C-返回局部指针与局部变量

Question

My question is regarding these two cases:

#include <stdio.h>
int *foo1();
int *foo2();

int main()
{
   printf("so it's %d\n",*foo1());
   printf("so it's %d\n",*foo2());
}

int *foo1()
{
   int i1 = 5;
   return &i1;
}

int *foo2()
{
   int i2 = 5;
   int *p = NULL;
   p = &i2;
   return p;
}

case1: When its the case with foo1(), we get an error because we are trying to return a copy of address to main whose data has been deleted(when we exit foo1() function)

case2: But in foo2() , it doesn't give an error though we are returning a copy to a pointer of local variable whose data will be deleted after we exit the foo2() function, why is it so?

TL;DR: why foo2() doesn't give an error but foo1() does?

TIA.

Answer 1

The behaviour of both functions foo1 and foo2 are undefined , in both C and C++.

You are not allowed to dereference a pointer that points to a variable with automatic storage duration that's no longer in scope.

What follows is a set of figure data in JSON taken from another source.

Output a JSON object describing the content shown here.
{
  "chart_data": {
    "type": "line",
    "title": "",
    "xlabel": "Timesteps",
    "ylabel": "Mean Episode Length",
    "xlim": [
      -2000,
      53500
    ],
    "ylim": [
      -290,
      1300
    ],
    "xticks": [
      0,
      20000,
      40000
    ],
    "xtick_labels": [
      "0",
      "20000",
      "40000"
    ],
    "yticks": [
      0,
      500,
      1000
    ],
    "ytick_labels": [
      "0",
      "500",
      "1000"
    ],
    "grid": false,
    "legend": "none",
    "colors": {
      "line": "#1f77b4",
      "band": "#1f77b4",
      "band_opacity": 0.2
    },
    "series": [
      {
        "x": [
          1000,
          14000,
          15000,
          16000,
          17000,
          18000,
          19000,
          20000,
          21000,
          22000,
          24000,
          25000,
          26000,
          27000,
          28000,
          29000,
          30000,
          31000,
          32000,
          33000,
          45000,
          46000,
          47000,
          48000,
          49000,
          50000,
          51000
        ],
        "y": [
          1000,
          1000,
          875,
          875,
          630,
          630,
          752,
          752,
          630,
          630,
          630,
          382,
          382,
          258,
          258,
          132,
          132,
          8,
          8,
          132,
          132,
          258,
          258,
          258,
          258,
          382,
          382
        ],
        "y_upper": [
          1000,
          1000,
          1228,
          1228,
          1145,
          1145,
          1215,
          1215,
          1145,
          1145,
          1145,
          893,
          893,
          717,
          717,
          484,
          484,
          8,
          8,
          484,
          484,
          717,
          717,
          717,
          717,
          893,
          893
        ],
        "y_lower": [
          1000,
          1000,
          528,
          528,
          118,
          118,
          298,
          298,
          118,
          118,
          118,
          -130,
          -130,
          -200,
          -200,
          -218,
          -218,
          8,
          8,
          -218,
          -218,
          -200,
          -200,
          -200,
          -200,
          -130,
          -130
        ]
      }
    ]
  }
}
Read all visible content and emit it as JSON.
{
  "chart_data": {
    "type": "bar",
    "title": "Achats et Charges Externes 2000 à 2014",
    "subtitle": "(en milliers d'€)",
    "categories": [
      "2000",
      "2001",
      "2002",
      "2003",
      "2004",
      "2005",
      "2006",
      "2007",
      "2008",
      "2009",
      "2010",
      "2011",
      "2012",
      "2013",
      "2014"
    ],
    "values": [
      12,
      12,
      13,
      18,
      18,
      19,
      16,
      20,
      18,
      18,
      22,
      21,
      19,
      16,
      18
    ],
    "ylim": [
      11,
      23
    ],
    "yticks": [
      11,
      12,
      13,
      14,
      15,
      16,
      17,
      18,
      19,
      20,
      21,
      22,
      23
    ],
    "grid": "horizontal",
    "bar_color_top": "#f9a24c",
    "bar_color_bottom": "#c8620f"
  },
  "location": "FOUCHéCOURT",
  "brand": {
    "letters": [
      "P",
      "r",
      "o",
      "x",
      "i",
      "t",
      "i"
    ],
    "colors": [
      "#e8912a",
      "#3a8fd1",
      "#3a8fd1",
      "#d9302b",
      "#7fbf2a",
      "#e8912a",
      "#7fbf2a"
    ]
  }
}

Tomorrow, foo2() may well give you an error too. Or the compiler might eat your cat.

Answer 2

In both cases, you are invoking undefined behavior by returning a pointer to a local variable and dereferencing it.

Invoking undefined behavior does not mean you will always crash. It means the behavior of the program is undefined. It could crash, it could output strange results, or it could appear to work properly. As you have seen, this behavior manifests itself in two of these ways in your program.

Making a seemingly unrelated change, such as adding an unused local variable or a printf for debugging, can change the way undefined behavior manifests itself.

Answer 3

Both are undefined behavior, you cannot rely on the compiler giving you warnings for undefined behavior.

You are essentially doing the same thing in both functions and in fact both might result in the same assembly code to be generated.

Answer 4

case1和case2的行为均未定义，您无法将指针返回给局部变量